Ce que la justice reproche à Penelope Fillon

Voici un détaille des raisons pour lesquelles l’épouse de l’ancien Premier ministre a été mise en examen, mardi.

C’était attendu. Après François Fillon et son ex-suppléant à l’Assemblée nationale, Marc Joulaud, Penelope Fillon, l’épouse du candidat de la droite et du centre à la présidentielle, a été mise en examen, mardi 28 mars, pour « complicité et recel de détournement de fonds publics », « complicité et recel d’abus de biens sociaux » et « recel d’escroquerie aggravée ». Franceinfo détaille ce qui lui est reproché.

« Complicité et recel de détournement de fonds publics »

Ce chef de mise en examen concerne les activités de Penelope Fillon comme assistante parlementaire de son époux ou de son ex-suppléant Marc Joulaud à plusieurs reprises entre 1986 et 2013. Durant cette période, l’épouse de François Fillon a perçu 680 380 euros net, soit plus de 3 600 euros par mois en moyenne, pour ces fonctions. Les enquêteurs cherchent à déterminer la réalité de cet emploi.

Le clan Fillon a défendu le contenu du travail accompli par Penelope Fillon. Son époux a mis en avant « des tâches simples mais essentielles », comme la gestion du courrier et de l’agenda et la préparation des discours, dans le cadre d’une relation de travail très personnelle. François Fillon a récemment affirmé avoir remis aux enquêteurs « des courriers avec des notations », « des échanges de mails », mais a concédé avoir retrouvé peu de documents pour les années les plus anciennes.

Une défense vigoureuse mise à mal par les propos tenus par Penelope Fillon elle-même. Elle avait notamment déclaré, en 2007, ne pas être impliquée dans le travail de son mari : « Je n’ai jamais été son assistante ou quoi que ce soit de ce genre. »

« Complicité et recel d’abus de biens sociaux »
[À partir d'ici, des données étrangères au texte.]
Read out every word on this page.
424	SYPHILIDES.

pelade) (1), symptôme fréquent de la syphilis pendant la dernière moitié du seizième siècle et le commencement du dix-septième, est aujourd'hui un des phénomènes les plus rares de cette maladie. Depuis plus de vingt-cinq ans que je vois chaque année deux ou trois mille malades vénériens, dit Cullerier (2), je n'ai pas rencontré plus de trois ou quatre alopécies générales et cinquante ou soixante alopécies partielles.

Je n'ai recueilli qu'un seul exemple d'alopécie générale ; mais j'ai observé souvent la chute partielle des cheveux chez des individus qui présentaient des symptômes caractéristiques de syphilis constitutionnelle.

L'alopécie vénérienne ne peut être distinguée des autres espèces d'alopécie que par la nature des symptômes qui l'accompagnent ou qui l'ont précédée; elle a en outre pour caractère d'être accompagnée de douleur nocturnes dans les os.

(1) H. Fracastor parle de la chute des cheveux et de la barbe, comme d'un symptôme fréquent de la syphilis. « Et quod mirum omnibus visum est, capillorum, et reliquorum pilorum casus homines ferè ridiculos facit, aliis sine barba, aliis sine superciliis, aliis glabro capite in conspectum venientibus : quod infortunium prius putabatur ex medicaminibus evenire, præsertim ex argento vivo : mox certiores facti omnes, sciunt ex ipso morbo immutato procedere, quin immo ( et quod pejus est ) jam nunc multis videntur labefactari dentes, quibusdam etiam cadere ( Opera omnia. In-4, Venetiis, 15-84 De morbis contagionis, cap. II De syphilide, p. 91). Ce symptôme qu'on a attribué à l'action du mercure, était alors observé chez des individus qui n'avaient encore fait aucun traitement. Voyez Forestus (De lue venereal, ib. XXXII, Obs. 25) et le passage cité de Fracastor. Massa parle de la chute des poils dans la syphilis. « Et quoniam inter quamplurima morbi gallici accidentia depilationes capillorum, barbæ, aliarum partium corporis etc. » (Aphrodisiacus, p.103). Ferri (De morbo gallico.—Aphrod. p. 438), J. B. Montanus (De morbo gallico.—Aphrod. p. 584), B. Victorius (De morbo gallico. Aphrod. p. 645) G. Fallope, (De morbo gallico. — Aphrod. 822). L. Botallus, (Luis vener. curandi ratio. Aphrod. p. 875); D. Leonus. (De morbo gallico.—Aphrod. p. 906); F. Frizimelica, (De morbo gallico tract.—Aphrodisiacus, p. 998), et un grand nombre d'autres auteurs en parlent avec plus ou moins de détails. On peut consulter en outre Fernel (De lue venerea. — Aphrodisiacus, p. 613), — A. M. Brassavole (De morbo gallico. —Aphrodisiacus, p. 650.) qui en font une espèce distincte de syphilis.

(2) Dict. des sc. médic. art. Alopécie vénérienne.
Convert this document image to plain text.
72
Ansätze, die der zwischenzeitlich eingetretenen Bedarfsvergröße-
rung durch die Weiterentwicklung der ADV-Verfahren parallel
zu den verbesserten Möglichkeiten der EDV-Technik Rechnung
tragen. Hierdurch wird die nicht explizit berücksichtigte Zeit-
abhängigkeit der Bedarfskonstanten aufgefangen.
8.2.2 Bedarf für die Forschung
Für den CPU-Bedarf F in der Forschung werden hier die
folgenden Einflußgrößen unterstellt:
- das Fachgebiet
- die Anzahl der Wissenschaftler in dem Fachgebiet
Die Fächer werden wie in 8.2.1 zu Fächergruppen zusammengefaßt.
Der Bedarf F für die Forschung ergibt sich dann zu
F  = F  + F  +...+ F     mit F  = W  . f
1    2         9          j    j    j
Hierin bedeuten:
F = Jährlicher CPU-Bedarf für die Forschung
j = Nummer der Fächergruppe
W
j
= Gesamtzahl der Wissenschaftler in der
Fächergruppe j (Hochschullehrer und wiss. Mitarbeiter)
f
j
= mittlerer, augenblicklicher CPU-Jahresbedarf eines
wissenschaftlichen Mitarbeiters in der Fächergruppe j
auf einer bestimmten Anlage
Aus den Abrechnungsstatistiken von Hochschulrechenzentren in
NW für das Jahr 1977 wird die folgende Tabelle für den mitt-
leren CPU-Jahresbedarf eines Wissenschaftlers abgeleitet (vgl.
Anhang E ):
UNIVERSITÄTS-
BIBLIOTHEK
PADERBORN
Ce volet concerne son emploi à la Revue des deux mondes, propriété de l’homme d’affaires Marc Ladreit de Lacharrière, un proche de François Fillon. Penelope Fillon a été rémunérée par cette publication entre mai 2012 et décembre 2013, alors qu’elle était redevenue assistante parlementaire à partir de juillet 2012, lors du retour de François Fillon à l’Assemblée nationale.

Pour un salaire mensuel de 5 000 euros brut, Penelope Fillon aurait réalisé plusieurs « notes et des fiches de lecture », mais seules deux recensions ont été publiées. Elle assurait également un rôle de conseillère littéraire auprès de Marc Ladreit de Lacharrière. Devant les enquêteurs, elle a indiqué lui avoir délivré des conseils « oraux uniquement », à « quatre ou cinq » reprises, a révélé Le Monde.

« Recel d’escroquerie aggravée »

Les soupçons d’escroquerie aggravée visent des pièces retrouvées à l’Assemblée nationale, notamment une fiche de renseignements sur laquelle l’épouse du candidat a déclaré en juillet 2012 un travail mensuel à La Revue des deux mondes de 14 heures, d’après des sources proches du dossier citées par l’AFP.  Mais « les enquêteurs ont découvert un brouillon de cette fiche de renseignement dans lequel était inscrit cette fois ’30 heures' », expliquait le JDD.

Les enquêteurs se demandent si ce nombre d’heures aurait été minimisé pour respecter la limite légale du temps de travail cumulé quand elle était à la fois salariée par la revue littéraire et l’Assemblée de juillet 2012 à novembre 2013, deux emplois censés être à temps plein. « Son contrat de 281 jours par an pour la revue lui laissait une totale liberté » pour organiser son travail, avait assuré l’avocat de François Fillon, Antonin Levy.